On 29 October 2018, the National Broadcasting Commission (NBC) hosted a stakeholders meeting at the BON Hotel in Asokoro, Abuja.

The stakeholders in attendance at the meeting included NBC, Digiteam, broadcast signal distributors, call center operators, middleware providers, set top box manufacturers and satellite service providers. 

At that meeting the stakeholders agreed that the worst was over. A proposed timetable for the phased and timed switch over of the entire nation was circulated to members for their input and agreement before formal presentation to and discussion with the content owners particularly those under the aegis of The Broadcasting Organisations of Nigeria (BON) chaired by John Momoh, the reputable Chairman of Channels TV.

The stakeholders were basically all agreed that substantial progress had been made and that the trial period was over. This consensus was considered a huge achievement given that previous discussions were hardly unanimous. It was safe to assume that the DSO was set to start coasting. 

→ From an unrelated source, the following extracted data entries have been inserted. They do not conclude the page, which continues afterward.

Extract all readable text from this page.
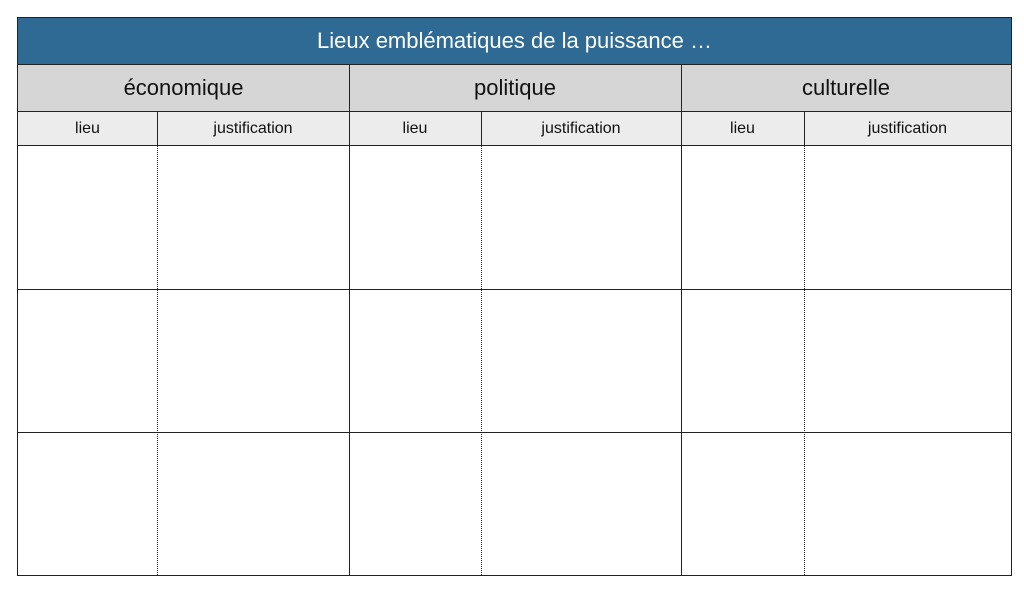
Lieux emblématiques de la puissance …
économique	politique	culturelle
lieu	justification	lieu	justification	lieu	justification
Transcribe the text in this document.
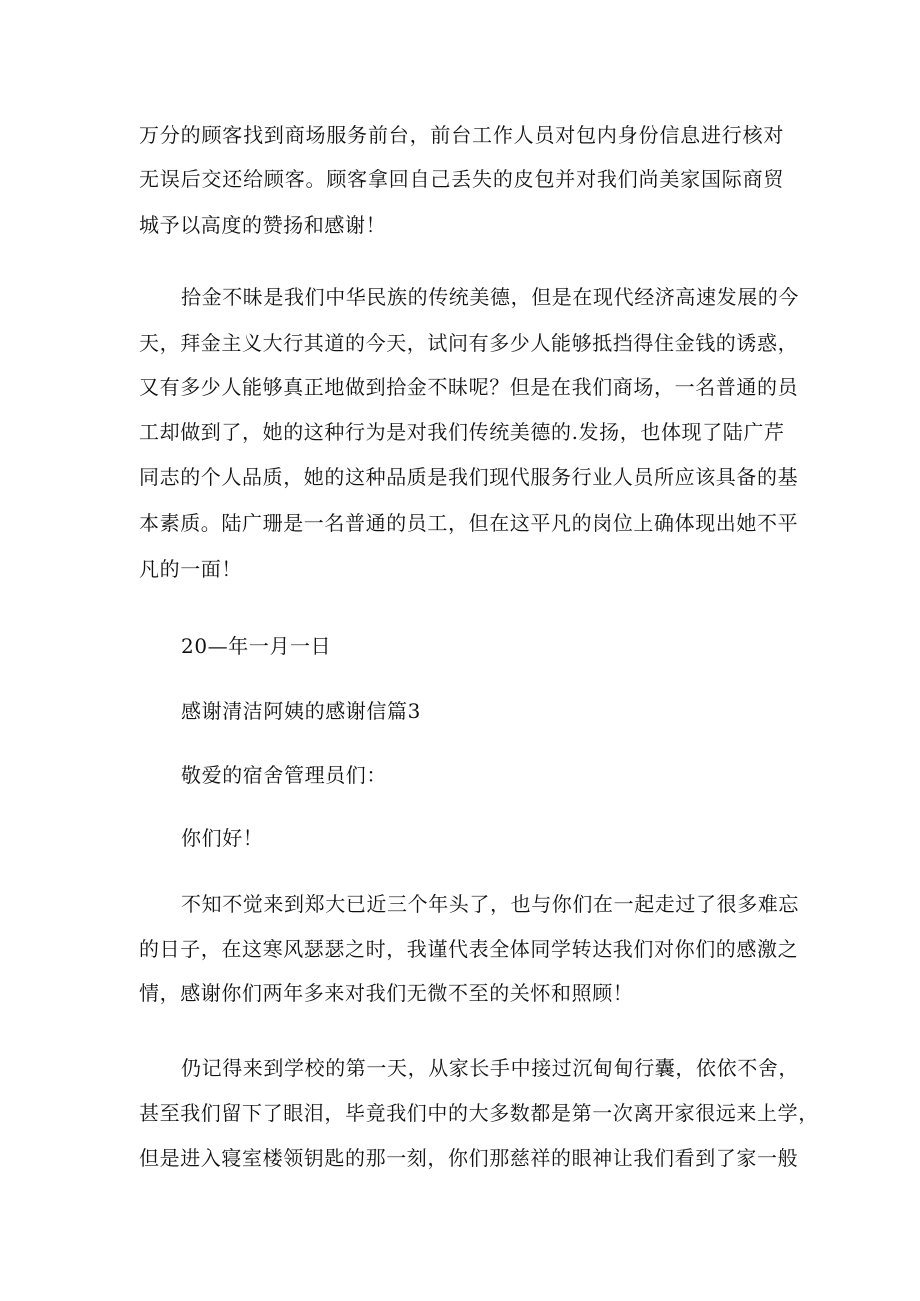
万分的顾客找到商场服务前台，前台工作人员对包内身份信息进行核对
无误后交还给顾客。顾客拿回自己丢失的皮包并对我们尚美家国际商贸
城予以高度的赞扬和感谢！
拾金不昧是我们中华民族的传统美德，但是在现代经济高速发展的今
天，拜金主义大行其道的今天，试问有多少人能够抵挡得住金钱的诱惑，
又有多少人能够真正地做到拾金不昧呢？但是在我们商场，一名普通的员
工却做到了，她的这种行为是对我们传统美德的.发扬，也体现了陆广芹
同志的个人品质，她的这种品质是我们现代服务行业人员所应该具备的基
本素质。陆广珊是一名普通的员工，但在这平凡的岗位上确体现出她不平
凡的一面！
20—年一月一日
感谢清洁阿姨的感谢信篇3
敬爱的宿舍管理员们：
你们好！
不知不觉来到郑大已近三个年头了，也与你们在一起走过了很多难忘
的日子，在这寒风瑟瑟之时，我谨代表全体同学转达我们对你们的感激之
情，感谢你们两年多来对我们无微不至的关怀和照顾！
仍记得来到学校的第一天，从家长手中接过沉甸甸行囊，依依不舍，
甚至我们留下了眼泪，毕竟我们中的大多数都是第一次离开家很远来上学，
但是进入寝室楼领钥匙的那一刻，你们那慈祥的眼神让我们看到了家一般
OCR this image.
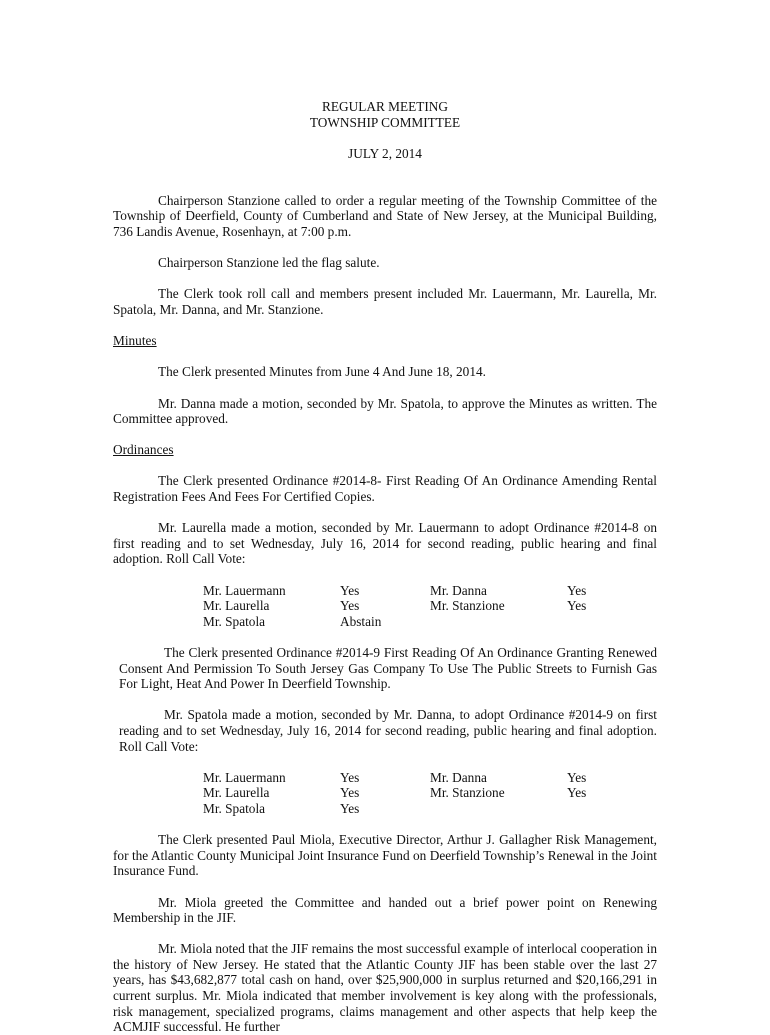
REGULAR MEETING
TOWNSHIP COMMITTEE
JULY 2, 2014

Chairperson Stanzione called to order a regular meeting of the Township Committee of the Township of Deerfield, County of Cumberland and State of New Jersey, at the Municipal Building, 736 Landis Avenue, Rosenhayn, at 7:00 p.m.

Chairperson Stanzione led the flag salute.

The Clerk took roll call and members present included Mr. Lauermann, Mr. Laurella, Mr. Spatola, Mr. Danna, and Mr. Stanzione.

Minutes

The Clerk presented Minutes from June 4 And June 18, 2014.

Mr. Danna made a motion, seconded by Mr. Spatola, to approve the Minutes as written. The Committee approved.

Ordinances

The Clerk presented Ordinance #2014-8- First Reading Of An Ordinance Amending Rental Registration Fees And Fees For Certified Copies.

Mr. Laurella made a motion, seconded by Mr. Lauermann to adopt Ordinance #2014-8 on first reading and to set Wednesday, July 16, 2014 for second reading, public hearing and final adoption. Roll Call Vote:

Mr. Lauermann	Yes	Mr. Danna	Yes
Mr. Laurella	Yes	Mr. Stanzione	Yes
Mr. Spatola	Abstain		

The Clerk presented Ordinance #2014-9 First Reading Of An Ordinance Granting Renewed Consent And Permission To South Jersey Gas Company To Use The Public Streets to Furnish Gas For Light, Heat And Power In Deerfield Township.

Mr. Spatola made a motion, seconded by Mr. Danna, to adopt Ordinance #2014-9 on first reading and to set Wednesday, July 16, 2014 for second reading, public hearing and final adoption. Roll Call Vote:

Mr. Lauermann	Yes	Mr. Danna	Yes
Mr. Laurella	Yes	Mr. Stanzione	Yes
Mr. Spatola	Yes		

The Clerk presented Paul Miola, Executive Director, Arthur J. Gallagher Risk Management, for the Atlantic County Municipal Joint Insurance Fund on Deerfield Township’s Renewal in the Joint Insurance Fund.

Mr. Miola greeted the Committee and handed out a brief power point on Renewing Membership in the JIF.

Mr. Miola noted that the JIF remains the most successful example of interlocal cooperation in the history of New Jersey. He stated that the Atlantic County JIF has been stable over the last 27 years, has $43,682,877 total cash on hand, over $25,900,000 in surplus returned and $20,166,291 in current surplus. Mr. Miola indicated that member involvement is key along with the professionals, risk management, specialized programs, claims management and other aspects that help keep the ACMJIF successful. He further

But sometime in the middle of November 2018 the ICPC through its spokesperson released a press statement attempting to indict NBC in the DSO process.

The ICPC press release raises several issues and must be viewed in the context of the following questions: Why would ICPC, a law enforcement agency attempt to bring to disrepute, without cogent reason, a programme that is a flagship of the federal government of Nigeria? Is it a coincidence that ICPC is intervening just when the stakeholders have charted a way out? What is the link between the ICPC press release and the recent return of N2billion paid by GOtv into NBC account?

 

That ICPC is indeed a law enforcement agency empowered by its enabling law to investigate and prosecute is not in doubt. Assuming indeed that ICPC has carried out an investigation in this matter and considering the powers vested in it under the laws, what should be the result of such investigation?

 

Depending on the considered opinion of its legal department the result would be to or not to prosecute the subject of the investigation. In reaching a decision the legal department will differentiate between fact and fiction and avoid putting the ICPC in the possible embarrassment that a failed prosecution would engender.

 Like I alluded to in my introduction it is clear that the stakeholders had charted a way out of the imbroglio that had previously bedevilled the programme.

 

Who therefore is interested in seeing that the DSO is not successful? In other words who are those that feel they will lose out if the DSO programme succeeds or who are those that feel excluded from the DSO programme?

 

Very clearly and as several writers have concluded certain foreign-owned entities feel very threatened by the success of the DSO programme of the federal government and are bent on truncating the programme.

 

In the new digital ecosystem it is clear that operators of DTT Pay TV in Nigeria cannot (just like non pay DTT operators) self-carry their digital signals. These operators are basically Startimes and GOTV who are both foreign -owned subsidiaries operating in Nigeria. They have displayed, in every possible way, their vehement opposition to the federal government policy on the DSO. Some weeks ago it was reported that GOTV paid the sum of N2b to NBC for the renewal of the self-carry DTT Pay TV license. In the same report NBC is said to have rejected and returned the N2b.

 

The NBC rejection of the N2b and the press release by ICPC are already being linked. Are some strong people in ICPC being used to further the interest of foreign companies? Where lies the patriotic spirit of these ICPC staff?

This is an allegation that deserves further investigation. It is strange that a law enforcement agency will issue a press release on an inconclusive investigation and a matter where even the NBC spokesperson has conclusively stated the ignorance of NBC to its DG being a subject of an ICPC investigation. It is time the ICPC filed charges in court.

It was late Justice Mustapha Adebayo Akanbi who is quoted to have said in September 2005 that “Corruption has been described as a cankerworm, a malaise that has affected our nation and done havoc to our corporate existence.” Is ICPC now a victim of this cankerworm?